2013年10月9日水曜日

いわさきちひろ

   文藝別冊「いわさきちひろ」を読む。ちひろ関連本は年に何度か見たり、読んだりすると心がやすらぐ。今回読んだなかで、ちひろが2人の結婚にかんするエピソードを書いている。一部紹介する

   わたしの結婚
   「花とぶどう酒とーーー二人だけの結婚式」 いわさきちひろ
松川事件、三鷹事件があいついでおこったころでした。画の勉強をしていた私は、ふと絵筆をおきました。これはとてもたいへんなことです。この真実をすこしでもおおくの人に知ってもらいたいと、私はポスターはりやビラくばりを急にいっしょうけんめいにやりだしました。

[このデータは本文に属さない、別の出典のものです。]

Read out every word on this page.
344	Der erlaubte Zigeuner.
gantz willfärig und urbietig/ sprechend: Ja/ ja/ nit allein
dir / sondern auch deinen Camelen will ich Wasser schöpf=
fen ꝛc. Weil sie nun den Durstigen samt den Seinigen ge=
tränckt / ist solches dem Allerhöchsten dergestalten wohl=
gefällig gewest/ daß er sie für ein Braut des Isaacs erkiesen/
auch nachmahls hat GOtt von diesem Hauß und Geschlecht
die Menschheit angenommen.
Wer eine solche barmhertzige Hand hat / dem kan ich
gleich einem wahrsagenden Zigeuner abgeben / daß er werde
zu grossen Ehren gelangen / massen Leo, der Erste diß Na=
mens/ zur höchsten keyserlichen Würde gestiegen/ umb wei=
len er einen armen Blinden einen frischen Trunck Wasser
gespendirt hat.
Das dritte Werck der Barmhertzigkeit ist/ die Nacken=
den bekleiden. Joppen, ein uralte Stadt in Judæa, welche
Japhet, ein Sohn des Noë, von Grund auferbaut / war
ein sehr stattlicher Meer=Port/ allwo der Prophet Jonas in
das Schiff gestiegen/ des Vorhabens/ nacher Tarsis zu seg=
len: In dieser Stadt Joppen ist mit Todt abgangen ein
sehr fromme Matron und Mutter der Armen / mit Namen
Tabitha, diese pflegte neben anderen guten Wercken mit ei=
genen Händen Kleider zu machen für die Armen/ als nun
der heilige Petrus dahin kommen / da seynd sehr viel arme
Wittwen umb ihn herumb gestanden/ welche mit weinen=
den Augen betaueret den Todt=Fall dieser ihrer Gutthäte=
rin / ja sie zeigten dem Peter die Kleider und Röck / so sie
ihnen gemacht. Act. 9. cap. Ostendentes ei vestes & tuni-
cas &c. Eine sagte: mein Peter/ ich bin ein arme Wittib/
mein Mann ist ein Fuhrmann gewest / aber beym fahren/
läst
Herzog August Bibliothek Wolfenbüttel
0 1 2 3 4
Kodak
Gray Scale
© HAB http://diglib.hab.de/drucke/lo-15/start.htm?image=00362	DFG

そんな私たちのところへ、国会の共産党の秘書をしている青年が、ある日入ってきました。
   ナッパ服をきて、ゾウリはきの人でした。彼はよく何か用事をつくって私のところにやってきました。
   「絵をみせてください」ともいってきました。そして食事をしていくのです。飯ごう一ぱいのごはんとイカの煮つけが一日中の食事といった自すい生活をしていた彼でしたから、ほんとは女の人の手づくりの料理が目あてだったかもしれません。
   「善明さんって、ステキ!」とおっしゃる若い娘さんもあるそうですが、そのころの松本はけっして素敵なんてものではありません。ビラはりにいくのにも、二人であるくのにも、神田の舗装道路をピタピタとゾウリはきなのです。靴が買えないのだろうかと思った私は、さいわい画料が入ったので、
   「靴を買ってあげましょうか」といいますと、
   「ぼく、靴なら家に六足ももっている。でもぼくは一生、革命に身をささげるんだから、靴など買う身分にはならないと思う。だから六足の靴は一生だいじにはくんだ」
というのです。
   結婚してから私がこの話をもちだすとてれくさそうに“つまらない話はよせ”といいますが、一生貧乏な生活をしていくんだと確信をもっていった二十三歳の青年に、私がひどくうたれたことはたしかです。
   私たちが結婚したころのことを話しあうと、松本は、私が結婚を申しこんだのだといいます。私が「マルクスの奥さんは年上ね、レーニンもねーー 」といったのが、松本より年上の私の結婚申しこみだというのです。私はそんなつもりでいったのではないと主張します。そしておしまいには「錯覚結婚だ」といって笑ってしまうのです。
   ちひろの夫はご存知のように、元共産党国会議員だった「松本善明」である。終戦後5年たった時、6歳年下の「革命に生きる人」と結婚した「いわさきちひろ」は本当に純粋な人だったと思う。